Monday, July 03, 2006

Where the precision spray is coming from

The Japanese bathroom can be a disorienting place for a Western visitor; behind the door marked "otoko" (male) or "onna" (female), one will variously find a remote control-operated edifice fit for the shuttle or a porcelain-glorified hole in the ground. This series of photographs, taken at the ANA Hotel Kyoto, captures a modest example of the former in action.

Fig. 1: While the toilet in the first picture looks fairly ordinary, the eye of anyone who has visited Japan will quickly pick out the small control panel stage-right (see Fig. 2: enlargement below). While such panels may control seat temperature, or even play a discretion-enhancing song, what they nearly always offer is one or more strategically targeted streams of water, some for feminine needs and some for more universally applicable cleaning tasks (the pink and green buttons, respectively).

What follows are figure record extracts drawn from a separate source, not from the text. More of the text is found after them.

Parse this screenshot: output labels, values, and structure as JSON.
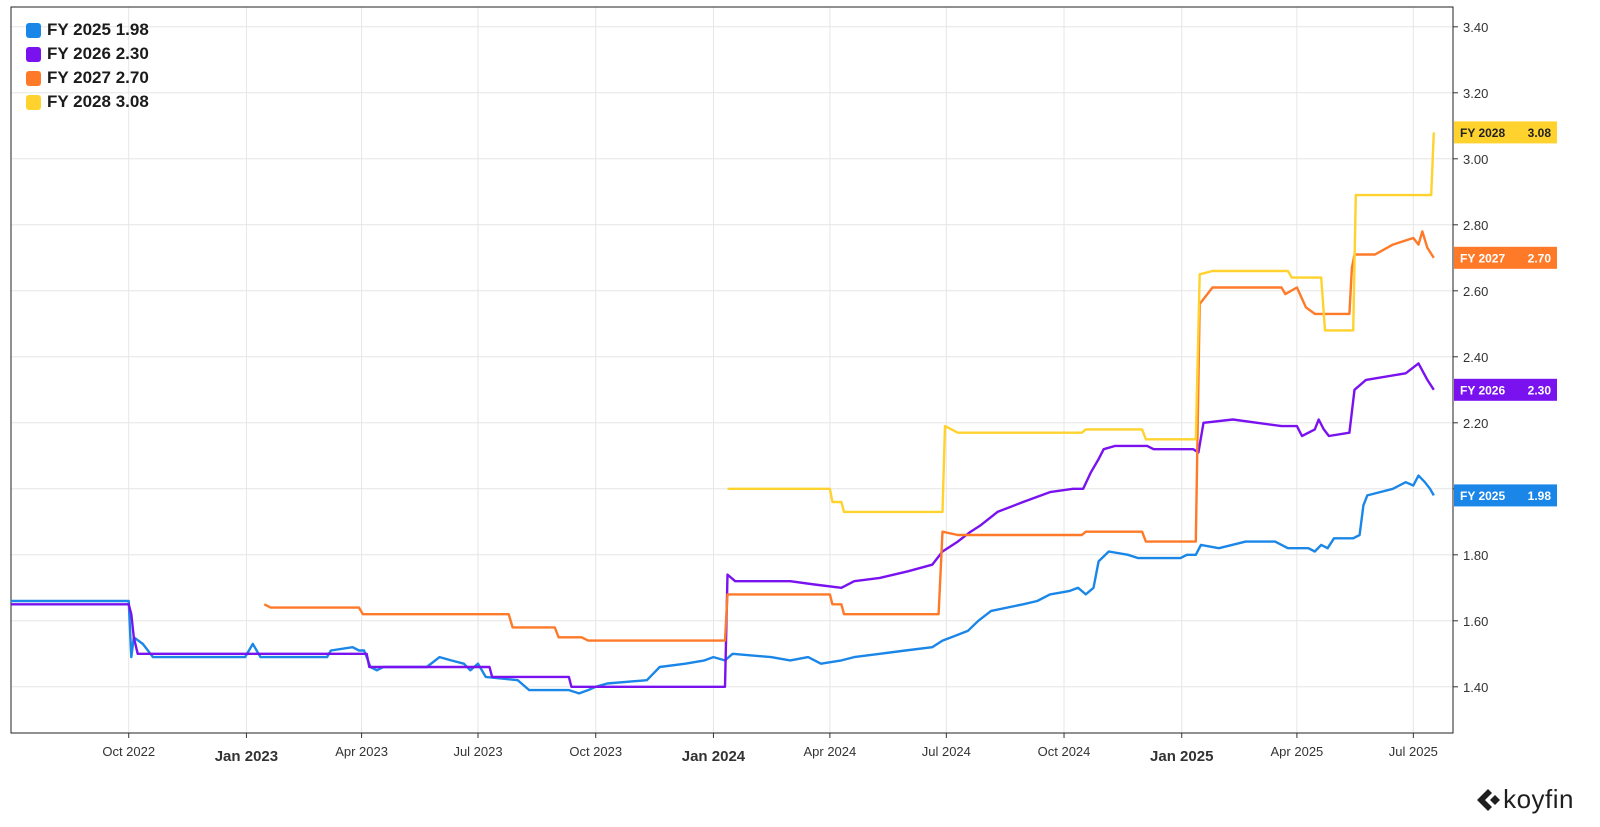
{
  "legend": [
    {
      "label": "FY 2025",
      "value": "1.98"
    },
    {
      "label": "FY 2026",
      "value": "2.30"
    },
    {
      "label": "FY 2027",
      "value": "2.70"
    },
    {
      "label": "FY 2028",
      "value": "3.08"
    }
  ],
  "brand": {
    "name": "koyfin"
  },
  "chart_data": {
    "type": "line",
    "xlim": [
      "2022-07-01",
      "2025-08-01"
    ],
    "ylim": [
      1.26,
      3.46
    ],
    "grid": true,
    "legend_position": "top-left",
    "y_ticks": [
      "1.40",
      "1.60",
      "1.80",
      "2.00",
      "2.20",
      "2.40",
      "2.60",
      "2.80",
      "3.00",
      "3.20",
      "3.40"
    ],
    "x_ticks": [
      {
        "date": "2022-10-01",
        "label": "Oct 2022",
        "bold": false
      },
      {
        "date": "2023-01-01",
        "label": "Jan 2023",
        "bold": true
      },
      {
        "date": "2023-04-01",
        "label": "Apr 2023",
        "bold": false
      },
      {
        "date": "2023-07-01",
        "label": "Jul 2023",
        "bold": false
      },
      {
        "date": "2023-10-01",
        "label": "Oct 2023",
        "bold": false
      },
      {
        "date": "2024-01-01",
        "label": "Jan 2024",
        "bold": true
      },
      {
        "date": "2024-04-01",
        "label": "Apr 2024",
        "bold": false
      },
      {
        "date": "2024-07-01",
        "label": "Jul 2024",
        "bold": false
      },
      {
        "date": "2024-10-01",
        "label": "Oct 2024",
        "bold": false
      },
      {
        "date": "2025-01-01",
        "label": "Jan 2025",
        "bold": true
      },
      {
        "date": "2025-04-01",
        "label": "Apr 2025",
        "bold": false
      },
      {
        "date": "2025-07-01",
        "label": "Jul 2025",
        "bold": false
      }
    ],
    "series": [
      {
        "name": "FY 2025",
        "last": "1.98",
        "color": "#1a86e8",
        "points": [
          [
            "2022-07-01",
            1.66
          ],
          [
            "2022-10-01",
            1.66
          ],
          [
            "2022-10-03",
            1.49
          ],
          [
            "2022-10-05",
            1.55
          ],
          [
            "2022-10-12",
            1.53
          ],
          [
            "2022-10-20",
            1.49
          ],
          [
            "2022-12-31",
            1.49
          ],
          [
            "2023-01-06",
            1.53
          ],
          [
            "2023-01-12",
            1.49
          ],
          [
            "2023-03-05",
            1.49
          ],
          [
            "2023-03-08",
            1.51
          ],
          [
            "2023-03-25",
            1.52
          ],
          [
            "2023-03-30",
            1.51
          ],
          [
            "2023-04-03",
            1.51
          ],
          [
            "2023-04-08",
            1.46
          ],
          [
            "2023-04-13",
            1.45
          ],
          [
            "2023-04-18",
            1.46
          ],
          [
            "2023-05-22",
            1.46
          ],
          [
            "2023-06-01",
            1.49
          ],
          [
            "2023-06-10",
            1.48
          ],
          [
            "2023-06-20",
            1.47
          ],
          [
            "2023-06-25",
            1.45
          ],
          [
            "2023-07-01",
            1.47
          ],
          [
            "2023-07-07",
            1.43
          ],
          [
            "2023-08-01",
            1.42
          ],
          [
            "2023-08-10",
            1.39
          ],
          [
            "2023-09-10",
            1.39
          ],
          [
            "2023-09-18",
            1.38
          ],
          [
            "2023-09-25",
            1.39
          ],
          [
            "2023-10-01",
            1.4
          ],
          [
            "2023-10-10",
            1.41
          ],
          [
            "2023-11-10",
            1.42
          ],
          [
            "2023-11-20",
            1.46
          ],
          [
            "2023-12-10",
            1.47
          ],
          [
            "2023-12-25",
            1.48
          ],
          [
            "2024-01-01",
            1.49
          ],
          [
            "2024-01-10",
            1.48
          ],
          [
            "2024-01-16",
            1.5
          ],
          [
            "2024-02-15",
            1.49
          ],
          [
            "2024-03-01",
            1.48
          ],
          [
            "2024-03-15",
            1.49
          ],
          [
            "2024-03-25",
            1.47
          ],
          [
            "2024-04-10",
            1.48
          ],
          [
            "2024-04-20",
            1.49
          ],
          [
            "2024-05-10",
            1.5
          ],
          [
            "2024-05-30",
            1.51
          ],
          [
            "2024-06-20",
            1.52
          ],
          [
            "2024-06-28",
            1.54
          ],
          [
            "2024-07-05",
            1.55
          ],
          [
            "2024-07-18",
            1.57
          ],
          [
            "2024-07-26",
            1.6
          ],
          [
            "2024-08-05",
            1.63
          ],
          [
            "2024-08-30",
            1.65
          ],
          [
            "2024-09-10",
            1.66
          ],
          [
            "2024-09-20",
            1.68
          ],
          [
            "2024-10-05",
            1.69
          ],
          [
            "2024-10-12",
            1.7
          ],
          [
            "2024-10-18",
            1.68
          ],
          [
            "2024-10-24",
            1.7
          ],
          [
            "2024-10-28",
            1.78
          ],
          [
            "2024-11-05",
            1.81
          ],
          [
            "2024-11-20",
            1.8
          ],
          [
            "2024-11-28",
            1.79
          ],
          [
            "2024-12-31",
            1.79
          ],
          [
            "2025-01-05",
            1.8
          ],
          [
            "2025-01-12",
            1.8
          ],
          [
            "2025-01-16",
            1.83
          ],
          [
            "2025-01-30",
            1.82
          ],
          [
            "2025-02-20",
            1.84
          ],
          [
            "2025-03-15",
            1.84
          ],
          [
            "2025-03-25",
            1.82
          ],
          [
            "2025-04-10",
            1.82
          ],
          [
            "2025-04-15",
            1.81
          ],
          [
            "2025-04-20",
            1.83
          ],
          [
            "2025-04-25",
            1.82
          ],
          [
            "2025-04-30",
            1.85
          ],
          [
            "2025-05-15",
            1.85
          ],
          [
            "2025-05-20",
            1.86
          ],
          [
            "2025-05-23",
            1.95
          ],
          [
            "2025-05-26",
            1.98
          ],
          [
            "2025-06-05",
            1.99
          ],
          [
            "2025-06-15",
            2.0
          ],
          [
            "2025-06-25",
            2.02
          ],
          [
            "2025-07-01",
            2.01
          ],
          [
            "2025-07-05",
            2.04
          ],
          [
            "2025-07-10",
            2.02
          ],
          [
            "2025-07-14",
            2.0
          ],
          [
            "2025-07-17",
            1.98
          ]
        ]
      },
      {
        "name": "FY 2026",
        "last": "2.30",
        "color": "#7a12f0",
        "points": [
          [
            "2022-07-01",
            1.65
          ],
          [
            "2022-10-01",
            1.65
          ],
          [
            "2022-10-03",
            1.62
          ],
          [
            "2022-10-05",
            1.55
          ],
          [
            "2022-10-08",
            1.5
          ],
          [
            "2023-04-05",
            1.5
          ],
          [
            "2023-04-07",
            1.46
          ],
          [
            "2023-07-10",
            1.46
          ],
          [
            "2023-07-12",
            1.43
          ],
          [
            "2023-09-10",
            1.43
          ],
          [
            "2023-09-12",
            1.4
          ],
          [
            "2024-01-10",
            1.4
          ],
          [
            "2024-01-12",
            1.74
          ],
          [
            "2024-01-18",
            1.72
          ],
          [
            "2024-03-01",
            1.72
          ],
          [
            "2024-03-20",
            1.71
          ],
          [
            "2024-04-10",
            1.7
          ],
          [
            "2024-04-20",
            1.72
          ],
          [
            "2024-05-10",
            1.73
          ],
          [
            "2024-06-01",
            1.75
          ],
          [
            "2024-06-20",
            1.77
          ],
          [
            "2024-06-28",
            1.81
          ],
          [
            "2024-07-10",
            1.84
          ],
          [
            "2024-07-20",
            1.87
          ],
          [
            "2024-07-28",
            1.89
          ],
          [
            "2024-08-10",
            1.93
          ],
          [
            "2024-08-30",
            1.96
          ],
          [
            "2024-09-20",
            1.99
          ],
          [
            "2024-10-08",
            2.0
          ],
          [
            "2024-10-16",
            2.0
          ],
          [
            "2024-10-22",
            2.05
          ],
          [
            "2024-10-28",
            2.09
          ],
          [
            "2024-11-01",
            2.12
          ],
          [
            "2024-11-10",
            2.13
          ],
          [
            "2024-12-05",
            2.13
          ],
          [
            "2024-12-10",
            2.12
          ],
          [
            "2025-01-10",
            2.12
          ],
          [
            "2025-01-14",
            2.11
          ],
          [
            "2025-01-18",
            2.2
          ],
          [
            "2025-02-10",
            2.21
          ],
          [
            "2025-03-20",
            2.19
          ],
          [
            "2025-04-01",
            2.19
          ],
          [
            "2025-04-05",
            2.16
          ],
          [
            "2025-04-15",
            2.18
          ],
          [
            "2025-04-18",
            2.21
          ],
          [
            "2025-04-22",
            2.18
          ],
          [
            "2025-04-26",
            2.16
          ],
          [
            "2025-05-12",
            2.17
          ],
          [
            "2025-05-16",
            2.3
          ],
          [
            "2025-05-25",
            2.33
          ],
          [
            "2025-06-25",
            2.35
          ],
          [
            "2025-07-05",
            2.38
          ],
          [
            "2025-07-12",
            2.33
          ],
          [
            "2025-07-17",
            2.3
          ]
        ]
      },
      {
        "name": "FY 2027",
        "last": "2.70",
        "color": "#ff7a28",
        "points": [
          [
            "2023-01-15",
            1.65
          ],
          [
            "2023-01-20",
            1.64
          ],
          [
            "2023-03-30",
            1.64
          ],
          [
            "2023-04-02",
            1.62
          ],
          [
            "2023-07-25",
            1.62
          ],
          [
            "2023-07-28",
            1.58
          ],
          [
            "2023-08-30",
            1.58
          ],
          [
            "2023-09-02",
            1.55
          ],
          [
            "2023-09-20",
            1.55
          ],
          [
            "2023-09-25",
            1.54
          ],
          [
            "2024-01-10",
            1.54
          ],
          [
            "2024-01-12",
            1.68
          ],
          [
            "2024-04-01",
            1.68
          ],
          [
            "2024-04-03",
            1.65
          ],
          [
            "2024-04-10",
            1.65
          ],
          [
            "2024-04-12",
            1.62
          ],
          [
            "2024-06-25",
            1.62
          ],
          [
            "2024-06-28",
            1.87
          ],
          [
            "2024-07-10",
            1.86
          ],
          [
            "2024-10-15",
            1.86
          ],
          [
            "2024-10-18",
            1.87
          ],
          [
            "2024-12-01",
            1.87
          ],
          [
            "2024-12-04",
            1.84
          ],
          [
            "2025-01-12",
            1.84
          ],
          [
            "2025-01-15",
            2.56
          ],
          [
            "2025-01-25",
            2.61
          ],
          [
            "2025-03-20",
            2.61
          ],
          [
            "2025-03-23",
            2.59
          ],
          [
            "2025-04-01",
            2.61
          ],
          [
            "2025-04-08",
            2.55
          ],
          [
            "2025-04-15",
            2.53
          ],
          [
            "2025-05-12",
            2.53
          ],
          [
            "2025-05-14",
            2.67
          ],
          [
            "2025-05-16",
            2.71
          ],
          [
            "2025-06-01",
            2.71
          ],
          [
            "2025-06-15",
            2.74
          ],
          [
            "2025-07-01",
            2.76
          ],
          [
            "2025-07-05",
            2.74
          ],
          [
            "2025-07-08",
            2.78
          ],
          [
            "2025-07-12",
            2.73
          ],
          [
            "2025-07-17",
            2.7
          ]
        ]
      },
      {
        "name": "FY 2028",
        "last": "3.08",
        "color": "#ffd22e",
        "points": [
          [
            "2024-01-12",
            2.0
          ],
          [
            "2024-04-01",
            2.0
          ],
          [
            "2024-04-03",
            1.96
          ],
          [
            "2024-04-10",
            1.96
          ],
          [
            "2024-04-12",
            1.93
          ],
          [
            "2024-06-28",
            1.93
          ],
          [
            "2024-06-30",
            2.19
          ],
          [
            "2024-07-10",
            2.17
          ],
          [
            "2024-10-15",
            2.17
          ],
          [
            "2024-10-18",
            2.18
          ],
          [
            "2024-12-01",
            2.18
          ],
          [
            "2024-12-04",
            2.15
          ],
          [
            "2025-01-12",
            2.15
          ],
          [
            "2025-01-15",
            2.65
          ],
          [
            "2025-01-25",
            2.66
          ],
          [
            "2025-03-25",
            2.66
          ],
          [
            "2025-03-28",
            2.64
          ],
          [
            "2025-04-20",
            2.64
          ],
          [
            "2025-04-23",
            2.48
          ],
          [
            "2025-05-15",
            2.48
          ],
          [
            "2025-05-17",
            2.89
          ],
          [
            "2025-07-15",
            2.89
          ],
          [
            "2025-07-17",
            3.08
          ]
        ]
      }
    ]
  }
}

This is a document of the second hygenic purpose.

Why bother to document? Because cursory examination of the Japanese space-age toilet will not reveal where the precision spray is coming from—there’s no obvious spout in the bowl—, and that’s kind of creepy. Or if not creepy, at least the sort of thing one ought to know.


Please note that because the same advanced sensors on the toilet that prevent both accidental misfires and viewing also make it difficult to trigger the ass-washer without actually, er, using it, the series was painstakingly constructed from the best of several attempts with my camera in 3-fps motor advance mode. Composition may have suffered.











Fig. 3: Spray nozzle at full extension; as you can see, it is deployed from the back of the bowl just a few inches beneath the seat. (You may wish to note that some polite person has placed a towel on the floor to protect it from the spray.*)

The trick is to sit on the seat, press the button, and leap up after the nozzle has had a chance to deploy but before it begins to spray. One must then be quick in order to turn, focus, and snap the picture, because the sensor notices the absence of an ass and withdraws the nozzle very quickly.

* That polite person is me.



Fig. 4: Spray at initiation phase. Note the "shotgun" pattern: the spray is clearly meant only for accuracy at close range.

The water itself was just on the warm side of room temperature.
















Fig. 5: Spray at zenith phase. I was surprised at how powerful the stream was—it nearly reached the opposite wall a few feet away.














Fig. 6: Nozzle post-spray; flush phase. If you look closely, you will note that some water still runs and drops down into the bowl; I speculate that this is to ensure cleanliness in the event of particulate debris.












Turtle-like, the nozzle at this point quietly withdraws.

I'll leave the cultural implications (and I'm not saying there are any) to you, imaginary reader.

1 comment:

Anonymous said...

M- Thank you for documenting this.

I guess that, like Funky Forest, there is little hope of this technology making it over to the US...

Oh well. At least I know that my lifestyle is second-rate.